Passion And Warfare était un disque étonnant. Bien que entièrement instrumental et très barré pour son époque, il a permis à
Steve Vai de briller aux yeux de tous comme un artiste accompli, malgré ses passages déjà remarqués chez Frank Zappa ou chez David Lee Roth, sans oublier le Slip Of The Tongue de
Whitesnake (moyennement apprécié des fans du Serpent Blanc et ce du à la présence du guitariste fantasque). A l'instar de
Joe Satriani, un nouvel album était donc fortement attendu et Sex & Religion débarque en 1993, nanti de cette pochette assez forte.
Mais cette fois-ci, Vai se montre très ambitieux et décide de faire un véritable disque de chansons, agrémenté de quelques instrumentaux dont lui seul a le secret. Il se compose un véritable line-up, composé de
Terry Bozzio aux fûts, de
TM Stevens à la basse, ce qui constitue déjà les bases d'une armada infernale et il catapulte un jeune inconnu sur le devant de la scène,
Devin Townsend, au chant. Vai ne tarira pas d'éloge le jeune prodige, le mettant clairement en lumière lors des diverses interviews de l'époque. Et
Steve Vai est bien placé pour savoir de quoi il parle. Révélé très jeune par Zappa, il sait reconnaitre les talents juvéniles et il n'est pas dit qu'un chanteur plus renommé ou plus classique ait pu faire l'affaire pour un opus comme Sex & Religion. Et ce pour plusieurs raisons.
La première, évidemment, c'est que
Steve Vai n'est pas un riffeur. Le riff, élément principal de nombreuses compositions, est ici souvent absent. Quand il y en a, il est en général très simple d'apparence et propice à un soli incompréhensible pour le commun des mortels et à pleurer pour les guitaristes qui pensaient bosser leurs gammes dessus. Mais souvent, les riffs sont remplacés par le jeu de Vai, tout simplement. Quelque chose d'explosif, de non linéaire et qui peu prendre n'importe quelle direction, qui peut dire oui et non dans le même instant. Et Townsend est forcé de composer avec, de s'adapter à ce travail d'écriture complexe et non-usuel. Ce qui fait que pour un disque qui pourrait rentré dans la veine hard US chiadé de la fin des années 80, on se retrouve face à un ovni où le chanteur n'est pas forcément un instrument mélodique, où les cris peuvent très bien devenir un argument de plus-value à des morceaux à l'écriture tortueuse.

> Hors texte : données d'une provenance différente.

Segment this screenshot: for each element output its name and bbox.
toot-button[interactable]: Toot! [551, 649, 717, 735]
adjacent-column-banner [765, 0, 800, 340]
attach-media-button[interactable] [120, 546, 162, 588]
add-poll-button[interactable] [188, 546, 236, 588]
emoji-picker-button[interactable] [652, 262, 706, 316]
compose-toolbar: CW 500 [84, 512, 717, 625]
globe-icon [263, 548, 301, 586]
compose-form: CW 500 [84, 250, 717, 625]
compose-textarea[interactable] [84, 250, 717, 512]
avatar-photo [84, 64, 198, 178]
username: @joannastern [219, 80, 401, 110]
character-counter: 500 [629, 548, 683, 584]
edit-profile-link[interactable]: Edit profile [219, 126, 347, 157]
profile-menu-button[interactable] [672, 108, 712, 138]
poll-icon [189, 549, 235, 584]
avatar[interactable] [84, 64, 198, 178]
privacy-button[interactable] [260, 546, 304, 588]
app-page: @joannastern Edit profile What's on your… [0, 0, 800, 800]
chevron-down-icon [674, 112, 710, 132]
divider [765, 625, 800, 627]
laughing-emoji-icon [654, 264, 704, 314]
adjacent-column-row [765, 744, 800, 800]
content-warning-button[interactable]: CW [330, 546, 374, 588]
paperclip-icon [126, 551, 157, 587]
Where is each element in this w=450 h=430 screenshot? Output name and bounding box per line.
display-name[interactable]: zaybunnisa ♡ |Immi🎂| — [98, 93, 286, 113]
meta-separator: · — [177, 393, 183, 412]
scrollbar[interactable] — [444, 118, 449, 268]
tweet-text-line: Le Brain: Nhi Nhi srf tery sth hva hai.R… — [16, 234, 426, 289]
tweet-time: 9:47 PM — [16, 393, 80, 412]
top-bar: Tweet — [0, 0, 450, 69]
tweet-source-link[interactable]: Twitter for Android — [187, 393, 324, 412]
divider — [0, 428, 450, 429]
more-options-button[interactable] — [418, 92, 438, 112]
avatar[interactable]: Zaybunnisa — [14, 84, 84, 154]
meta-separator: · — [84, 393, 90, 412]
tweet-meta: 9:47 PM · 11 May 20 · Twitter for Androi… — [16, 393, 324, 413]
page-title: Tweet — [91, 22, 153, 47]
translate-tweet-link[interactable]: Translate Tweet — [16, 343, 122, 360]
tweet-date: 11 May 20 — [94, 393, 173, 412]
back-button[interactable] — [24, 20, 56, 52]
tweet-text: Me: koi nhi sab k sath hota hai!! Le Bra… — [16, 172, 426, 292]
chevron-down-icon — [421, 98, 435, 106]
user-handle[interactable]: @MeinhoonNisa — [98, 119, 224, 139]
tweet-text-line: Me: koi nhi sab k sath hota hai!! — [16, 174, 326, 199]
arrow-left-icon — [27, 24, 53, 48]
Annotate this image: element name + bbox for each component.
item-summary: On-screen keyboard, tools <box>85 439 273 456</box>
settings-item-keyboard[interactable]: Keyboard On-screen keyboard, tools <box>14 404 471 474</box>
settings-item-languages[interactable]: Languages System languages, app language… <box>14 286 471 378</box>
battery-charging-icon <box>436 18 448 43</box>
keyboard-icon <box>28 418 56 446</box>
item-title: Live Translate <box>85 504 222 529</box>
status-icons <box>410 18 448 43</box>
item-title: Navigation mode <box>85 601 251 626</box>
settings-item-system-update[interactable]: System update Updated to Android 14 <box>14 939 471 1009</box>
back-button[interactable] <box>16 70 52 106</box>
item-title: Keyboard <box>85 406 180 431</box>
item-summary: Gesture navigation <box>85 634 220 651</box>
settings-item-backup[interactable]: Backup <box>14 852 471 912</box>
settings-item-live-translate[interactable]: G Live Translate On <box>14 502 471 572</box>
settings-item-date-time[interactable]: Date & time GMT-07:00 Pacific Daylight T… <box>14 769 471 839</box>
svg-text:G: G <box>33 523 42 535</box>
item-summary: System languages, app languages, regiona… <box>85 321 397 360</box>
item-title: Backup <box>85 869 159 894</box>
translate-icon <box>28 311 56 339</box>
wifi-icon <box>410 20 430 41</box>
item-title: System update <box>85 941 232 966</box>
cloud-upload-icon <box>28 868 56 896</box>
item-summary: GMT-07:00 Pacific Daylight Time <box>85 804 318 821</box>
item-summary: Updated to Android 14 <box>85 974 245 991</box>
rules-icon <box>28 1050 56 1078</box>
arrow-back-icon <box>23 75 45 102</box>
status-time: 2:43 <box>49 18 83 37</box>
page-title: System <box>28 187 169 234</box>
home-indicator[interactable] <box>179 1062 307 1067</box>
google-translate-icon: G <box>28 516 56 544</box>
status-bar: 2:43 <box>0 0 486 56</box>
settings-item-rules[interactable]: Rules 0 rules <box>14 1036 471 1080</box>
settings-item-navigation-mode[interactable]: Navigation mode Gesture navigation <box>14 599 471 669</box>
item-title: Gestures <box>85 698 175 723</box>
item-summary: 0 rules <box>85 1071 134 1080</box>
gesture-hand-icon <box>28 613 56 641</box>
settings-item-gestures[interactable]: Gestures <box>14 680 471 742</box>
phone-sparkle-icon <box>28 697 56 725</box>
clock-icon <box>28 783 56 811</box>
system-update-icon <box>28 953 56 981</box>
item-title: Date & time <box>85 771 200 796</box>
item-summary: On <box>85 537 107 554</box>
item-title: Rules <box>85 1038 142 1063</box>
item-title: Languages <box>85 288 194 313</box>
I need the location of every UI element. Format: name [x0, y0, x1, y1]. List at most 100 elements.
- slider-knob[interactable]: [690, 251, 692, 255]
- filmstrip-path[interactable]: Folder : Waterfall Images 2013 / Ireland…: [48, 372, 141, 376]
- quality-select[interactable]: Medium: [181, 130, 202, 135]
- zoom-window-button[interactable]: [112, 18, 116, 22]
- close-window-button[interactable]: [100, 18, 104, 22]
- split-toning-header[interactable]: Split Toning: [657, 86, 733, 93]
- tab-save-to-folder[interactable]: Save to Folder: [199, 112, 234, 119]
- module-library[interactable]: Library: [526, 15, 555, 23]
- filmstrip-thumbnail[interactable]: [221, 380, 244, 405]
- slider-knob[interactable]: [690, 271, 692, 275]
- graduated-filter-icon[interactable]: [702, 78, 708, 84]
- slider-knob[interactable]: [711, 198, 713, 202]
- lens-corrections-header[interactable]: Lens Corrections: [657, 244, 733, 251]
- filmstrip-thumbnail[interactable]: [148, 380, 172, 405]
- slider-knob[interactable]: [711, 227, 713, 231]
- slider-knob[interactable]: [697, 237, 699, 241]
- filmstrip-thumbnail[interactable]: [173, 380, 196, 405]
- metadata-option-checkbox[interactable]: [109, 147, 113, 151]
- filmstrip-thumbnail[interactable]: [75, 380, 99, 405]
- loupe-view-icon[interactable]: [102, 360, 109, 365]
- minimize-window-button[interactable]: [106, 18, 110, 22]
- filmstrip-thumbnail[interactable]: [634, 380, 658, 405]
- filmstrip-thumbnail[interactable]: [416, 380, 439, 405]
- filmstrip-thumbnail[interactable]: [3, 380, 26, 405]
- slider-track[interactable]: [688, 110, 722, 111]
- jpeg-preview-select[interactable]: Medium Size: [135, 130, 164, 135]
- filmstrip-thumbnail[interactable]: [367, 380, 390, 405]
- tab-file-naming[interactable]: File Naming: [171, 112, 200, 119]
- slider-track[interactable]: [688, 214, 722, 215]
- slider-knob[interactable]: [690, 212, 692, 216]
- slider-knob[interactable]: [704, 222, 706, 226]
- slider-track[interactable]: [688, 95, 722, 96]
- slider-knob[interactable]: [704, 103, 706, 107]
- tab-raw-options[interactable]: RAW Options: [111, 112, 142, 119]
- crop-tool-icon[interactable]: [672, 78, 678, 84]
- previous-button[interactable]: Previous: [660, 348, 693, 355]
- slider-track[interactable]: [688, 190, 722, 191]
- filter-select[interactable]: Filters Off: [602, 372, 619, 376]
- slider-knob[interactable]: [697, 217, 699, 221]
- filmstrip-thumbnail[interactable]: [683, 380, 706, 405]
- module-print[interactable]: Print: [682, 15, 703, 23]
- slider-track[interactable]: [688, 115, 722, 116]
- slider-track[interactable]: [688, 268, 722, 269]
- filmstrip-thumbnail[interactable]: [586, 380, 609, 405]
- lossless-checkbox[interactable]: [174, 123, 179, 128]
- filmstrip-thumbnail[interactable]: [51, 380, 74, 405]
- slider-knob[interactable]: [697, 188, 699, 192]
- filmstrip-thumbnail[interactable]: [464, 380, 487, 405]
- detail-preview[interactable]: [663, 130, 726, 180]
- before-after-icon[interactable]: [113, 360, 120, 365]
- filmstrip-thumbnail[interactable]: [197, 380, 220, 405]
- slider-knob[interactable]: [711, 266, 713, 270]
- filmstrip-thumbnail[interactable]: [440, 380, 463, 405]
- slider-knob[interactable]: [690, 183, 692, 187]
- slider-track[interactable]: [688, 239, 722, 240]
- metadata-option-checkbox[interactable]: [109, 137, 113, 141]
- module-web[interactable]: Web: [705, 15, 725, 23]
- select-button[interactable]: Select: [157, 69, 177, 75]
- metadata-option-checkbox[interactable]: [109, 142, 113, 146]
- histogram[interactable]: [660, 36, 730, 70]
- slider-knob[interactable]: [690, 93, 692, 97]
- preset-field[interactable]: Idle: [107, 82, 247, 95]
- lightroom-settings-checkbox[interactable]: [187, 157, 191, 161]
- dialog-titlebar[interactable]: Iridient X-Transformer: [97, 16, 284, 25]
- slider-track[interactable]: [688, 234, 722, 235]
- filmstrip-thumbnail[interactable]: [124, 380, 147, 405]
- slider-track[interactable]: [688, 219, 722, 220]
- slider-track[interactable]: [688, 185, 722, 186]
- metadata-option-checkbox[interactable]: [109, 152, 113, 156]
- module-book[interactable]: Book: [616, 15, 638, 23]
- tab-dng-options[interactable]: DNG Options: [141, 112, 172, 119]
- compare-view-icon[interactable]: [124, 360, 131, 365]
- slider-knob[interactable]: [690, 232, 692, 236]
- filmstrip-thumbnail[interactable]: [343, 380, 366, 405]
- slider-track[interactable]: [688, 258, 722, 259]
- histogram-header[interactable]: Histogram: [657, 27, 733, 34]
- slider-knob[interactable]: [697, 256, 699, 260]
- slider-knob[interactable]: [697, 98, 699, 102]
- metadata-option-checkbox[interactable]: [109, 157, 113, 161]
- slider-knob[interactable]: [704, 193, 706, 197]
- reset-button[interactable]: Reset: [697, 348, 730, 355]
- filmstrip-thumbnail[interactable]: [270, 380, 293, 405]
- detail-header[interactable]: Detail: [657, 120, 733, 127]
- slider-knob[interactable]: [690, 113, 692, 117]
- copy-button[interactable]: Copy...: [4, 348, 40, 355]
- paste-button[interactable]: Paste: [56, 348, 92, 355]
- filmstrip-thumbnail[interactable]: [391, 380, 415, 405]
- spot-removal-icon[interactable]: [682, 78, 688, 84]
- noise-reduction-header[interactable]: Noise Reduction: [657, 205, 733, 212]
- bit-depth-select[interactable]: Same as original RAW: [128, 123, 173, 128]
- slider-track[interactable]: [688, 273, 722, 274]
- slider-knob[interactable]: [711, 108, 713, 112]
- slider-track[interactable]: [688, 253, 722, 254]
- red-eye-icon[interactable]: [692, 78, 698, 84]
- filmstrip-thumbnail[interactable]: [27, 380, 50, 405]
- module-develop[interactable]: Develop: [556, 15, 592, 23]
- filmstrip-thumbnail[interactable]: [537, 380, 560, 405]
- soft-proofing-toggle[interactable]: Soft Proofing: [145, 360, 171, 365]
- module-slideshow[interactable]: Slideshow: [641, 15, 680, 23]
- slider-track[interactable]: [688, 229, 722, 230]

Ensuite, un chanteur confirmé se serait heurté à de graves problèmes d'égo avec Vai. Ce dernier, un brin mégalomane, met Townsend en avant, mais il reste une star, la star de ce disque. Son jeu fou est virevoltant, les instrumentaux ne sont pas la force motrice de ce disque, mais encore une fois, à ces occasions, il montre tout son talent, aussi bien en acoustique qu'en électrique, avec toujours ce brin de folie qui fait qu'il surnage complètement, appuyé il est vrai par une section rythmique qui n' plus rien à démontrer. Mais Vai, quand il a la parole, s'échine à prouver qu'il a encore des choses à dire, que Passion And Warfare n'était pas un simple coup de chance, qu'il fallait compter sur lui. Son toucher est quasiment magique, et contrairement à d'autres guitar heroes, il parvient à véhiculer feeling et sentiments à travers ses soli (
Rescue Me Or Bury Me).
On peut toutefois être étonné que pour un album portant un tel titre, on ne soit pas plus confronté à une espèce de mysticisme. Certes, certaines parties se font plus planantes, des influences orientales se font entendre ça et là, mais on a pas l'impression que Vai est décidé de trop l'approfondir, soit par peur de se montrer déstabilisant ou peut-être par crainte d'en faire trop. Mais du coup, l'auditeur se retrouve plus entre deux eaux, Sex & Religion n'étant jamais trop sexy ou jamais trop mystique, un entredeux qui fait que ce disque manque d'un petit quelque chose, d'une prise de risque supplémentaire.
Le pari était grand. Il était même très osé. Si techniquement, il est réussi, ce disque a grandement désarçonné les fans à sa sortie qui ne lui ont réservé qu'un accueil timide avant de le découvrir sur scène, où Townsend prouva toute sa valeur. Dix sept ans plus tard, les deux hommes ont fait leur chemin.
Steve Vai reste une référence dans son domaine, mais son aura est bien moindre sur la scène actuelle, au contraire de Devin, qui a très bien su gérer ce disque pour sa carrière, comme un tremplin. Et Sex & Religion reste un disque fort malgré tout, car anti-conventionnel et magistral.